11.5 Naive diagonal formulation
Consider the risk budgeting equations \[w_i\left(\bSigma\w\right)_i = b_i \, \w^\T\bSigma\w, \qquad i=1,\ldots,N.\] If we assume that the covariance matrix is diagonal, \(\bSigma = \textm{Diag}(\bm{\sigma}^2)\), then they simplify to \[w_i^2 \sigma_i^2 = b_i \sum_{j=1}^N w_j^2 \sigma_j^2, \qquad i=1,\ldots,N\] or, equivalently, \[\begin{equation} w_i = \frac{\sqrt{b_i}}{\sigma_i} \sqrt{\sum_{j=1}^N w_j^2 \sigma_j^2}, \qquad i=1,\ldots,N. \tag{11.2} \end{equation}\]
Observe that this portfolio is inversely proportional to the assets’ volatilities, which corresponds to the inverse volatility portfolio (IVolP) introduced in Section 6.5.2 of Chapter 6. Lower weights are given to high-volatility assets and higher weights to low-volatility assets, resulting in weighted constituent assets with equal volatility (for the case \(b_i=1/N\)): \[\textm{Std}(w_i x_i) = w_i\sigma_i = 1/N,\] where \(\textm{Std}(\cdot)\) denotes standard deviation.
For a general nondiagonal covariance matrix, a closed-form solution is not available and some optimization procedure has to be employed.
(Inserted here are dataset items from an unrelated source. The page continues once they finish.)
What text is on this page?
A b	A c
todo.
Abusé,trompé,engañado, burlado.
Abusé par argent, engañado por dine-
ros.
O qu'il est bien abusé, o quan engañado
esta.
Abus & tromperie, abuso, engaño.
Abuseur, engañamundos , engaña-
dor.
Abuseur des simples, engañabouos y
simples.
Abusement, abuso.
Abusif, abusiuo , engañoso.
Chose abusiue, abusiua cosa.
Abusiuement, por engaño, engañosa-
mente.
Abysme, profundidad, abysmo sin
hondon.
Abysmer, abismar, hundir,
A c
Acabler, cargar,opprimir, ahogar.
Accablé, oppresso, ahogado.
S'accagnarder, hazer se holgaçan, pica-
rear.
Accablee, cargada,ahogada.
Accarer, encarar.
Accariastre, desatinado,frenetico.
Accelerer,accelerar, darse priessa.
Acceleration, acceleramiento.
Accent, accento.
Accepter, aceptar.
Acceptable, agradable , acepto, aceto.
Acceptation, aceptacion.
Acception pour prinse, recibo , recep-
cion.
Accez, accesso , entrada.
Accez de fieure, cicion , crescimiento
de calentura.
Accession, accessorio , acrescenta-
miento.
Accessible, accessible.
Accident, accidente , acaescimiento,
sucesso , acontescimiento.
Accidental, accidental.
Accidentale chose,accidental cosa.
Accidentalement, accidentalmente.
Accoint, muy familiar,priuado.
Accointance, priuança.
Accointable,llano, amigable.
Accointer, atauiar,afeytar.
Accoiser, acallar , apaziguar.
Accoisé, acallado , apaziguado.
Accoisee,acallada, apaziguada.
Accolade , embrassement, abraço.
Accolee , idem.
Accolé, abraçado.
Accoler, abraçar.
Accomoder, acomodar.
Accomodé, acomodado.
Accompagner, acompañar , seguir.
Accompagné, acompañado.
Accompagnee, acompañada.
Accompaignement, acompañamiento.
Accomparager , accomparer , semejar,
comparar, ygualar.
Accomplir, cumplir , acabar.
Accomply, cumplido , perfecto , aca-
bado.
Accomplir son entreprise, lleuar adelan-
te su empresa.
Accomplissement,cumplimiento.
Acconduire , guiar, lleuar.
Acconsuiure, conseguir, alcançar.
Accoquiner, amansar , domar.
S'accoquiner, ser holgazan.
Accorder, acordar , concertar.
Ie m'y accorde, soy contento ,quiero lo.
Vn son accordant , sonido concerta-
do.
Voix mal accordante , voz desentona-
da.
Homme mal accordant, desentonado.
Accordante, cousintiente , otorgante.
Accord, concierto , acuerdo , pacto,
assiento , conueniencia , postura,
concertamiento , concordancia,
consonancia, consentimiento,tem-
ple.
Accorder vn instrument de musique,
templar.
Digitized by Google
Nevertheless, the diagonal solution in (11.2) can always be used as a “naive” solution. Interestingly, the diagonal solution is also optimal if the correlations of all assets are the same (Maillard et al., 2010).
Illustrative example
Figure 11.2 shows the portfolio allocation and the risk contribution of the naive RPP and the \(1/N\) portfolio. The \(1/N\) portfolio has an equal capital allocation by definition, but it shows an unequal risk contribution with much more risk from the single asset “MGM”. The naive RPP does a much better job in equalizing the risk contribution, but it is not perfectly equalized since it ignores the off-diagonal elements of the covariance matrix.
Figure 11.2: Portfolio allocation and risk contribution of the \(1/N\) portfolio and naive RPP.